L’opposant russe Alexeï Navalny a été condamné à 30 jours de prison mercredi pour des appels à manifester, en pleine montée de la contestation due au rejet des candidatures de l’opposition aux élections locales de septembre.

Un rassemblement d’une ampleur inédite depuis plusieurs années a eu lieu dimanche et l’opposition, M. Navalny en tête, a appelé à manifester de nouveau devant la mairie de Moscou samedi, faisant monter la tension à l’approche de ces scrutins qui s’annoncent difficiles pour les candidats soutenant le Kremlin.

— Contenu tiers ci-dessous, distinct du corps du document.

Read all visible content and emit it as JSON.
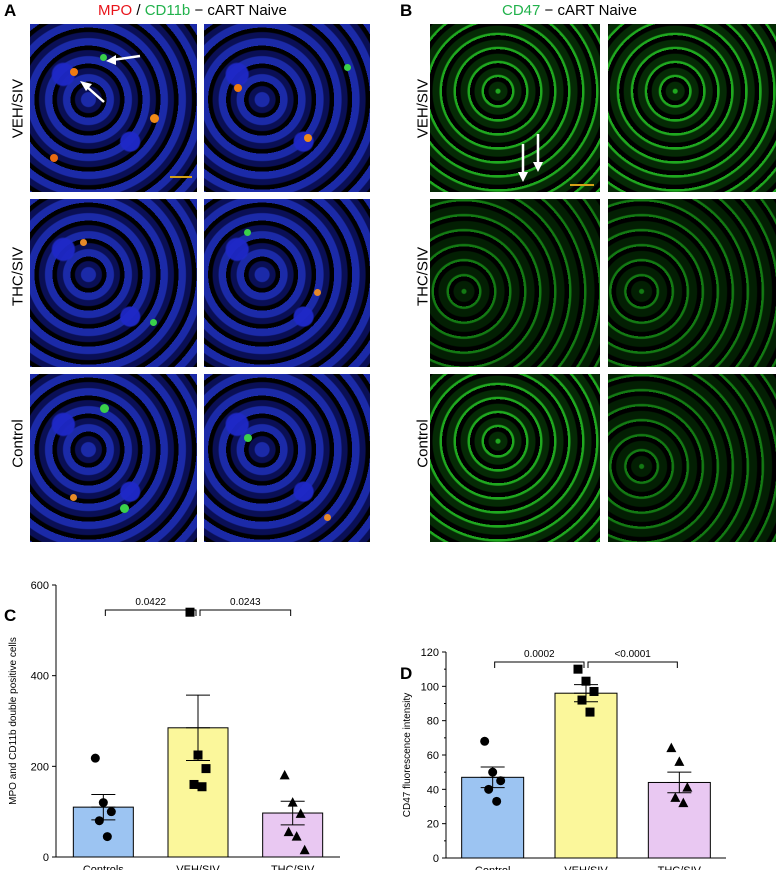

Cette protestation, non autorisée, se déroulera sans ce militant anticorruption de 43 ans, appréhendé mercredi matin au moment où il sortait faire un jogging et acheter des fleurs pour l’anniversaire de sa femme.

« Les gens ont raison quand ils disent que le sport n’est pas toujours bon pour la santé », a ironisé M. Navalny, en t-shirt orange fluo et short, dans une vidéo diffusée du commissariat sur son compte Instagram.

Il a été condamné dans la soirée à 30 jours de détention, la peine maximale, par un tribunal de Moscou pour « infraction répétée aux règles d’organisation des manifestations », qui obligent à obtenir l’aval des autorités avant l’organisation de toute action de ce type.

« 30 jours de détention. Voilà ce que je veux dire : sortez dans la rue samedi […] Tant que nous n’avons pas le droit de vote, nous sommes tous de toute façon en détention », a réagi M. Navalny sur Twitter.

« J’espère seulement que l’arrestation grossière de Navalny va mobiliser les citoyens », a pour sa part lancé l’opposant Ilia Iachine après l’interpellation de son allié, assurant qu’elle n’aurait « aucune influence » sur les plans de l’opposition.

« Ils sont tout simplement morts de peur avant le 27 juillet et ils essayent par tous les moyens de faire peur », a estimé sur Twitter Leonid Volkov, le bras droit de M. Navalny.

Un autre collaborateur d’Alexeï Navalny, Oleg Stepanov, a également été interpellé mercredi et condamné à 8 jours de détention.

Ne pouvant être lui-même candidat car déclaré inéligible pour des condamnations qu’il dénonce comme politiques, Alexeï Navalny a organisé ces dernières années les plus importantes manifestations contre le président Vladimir Poutine, ce qui lui a régulièrement valu des condamnations à de courtes peines.

Dernier exemple en date, le militant a passé début juillet dix jours en détention pour avoir participé à une marche de soutien au journaliste d’investigation Ivan Golounov, accusé de trafic de drogue puis disculpé après une mobilisation sans précédent.

Exceptionnellement élevée après l’annexion de la Crimée, la popularité du président russe a chuté depuis sa réélection pour un quatrième mandat l’année dernière et les scrutins de début septembre s’annoncent difficiles pour les candidats partisans du pouvoir.

L’exclusion des candidats de l’opposition à l’élection du Parlement de la capitale russe a soulevé une vague de contestation marquée dimanche dernier par une manifestation à laquelle ont pris part 22 000 personnes, du jamais vu, selon l’opposition, depuis les mouvements de protestation de 2012 et 2011 contre le retour à la présidence de Vladimir Poutine.

Plusieurs rassemblements pacifiques, dont un sit-in dispersé par la police, avaient également eu lieu mi-juillet devant le siège de la Commission électorale moscovite. En réaction, le Comité d’enquête russe a annoncé mercredi avoir ouvert une enquête, qualifiant ces réunions de « pressions » et de « menaces de violences » à l’encontre de cette instance.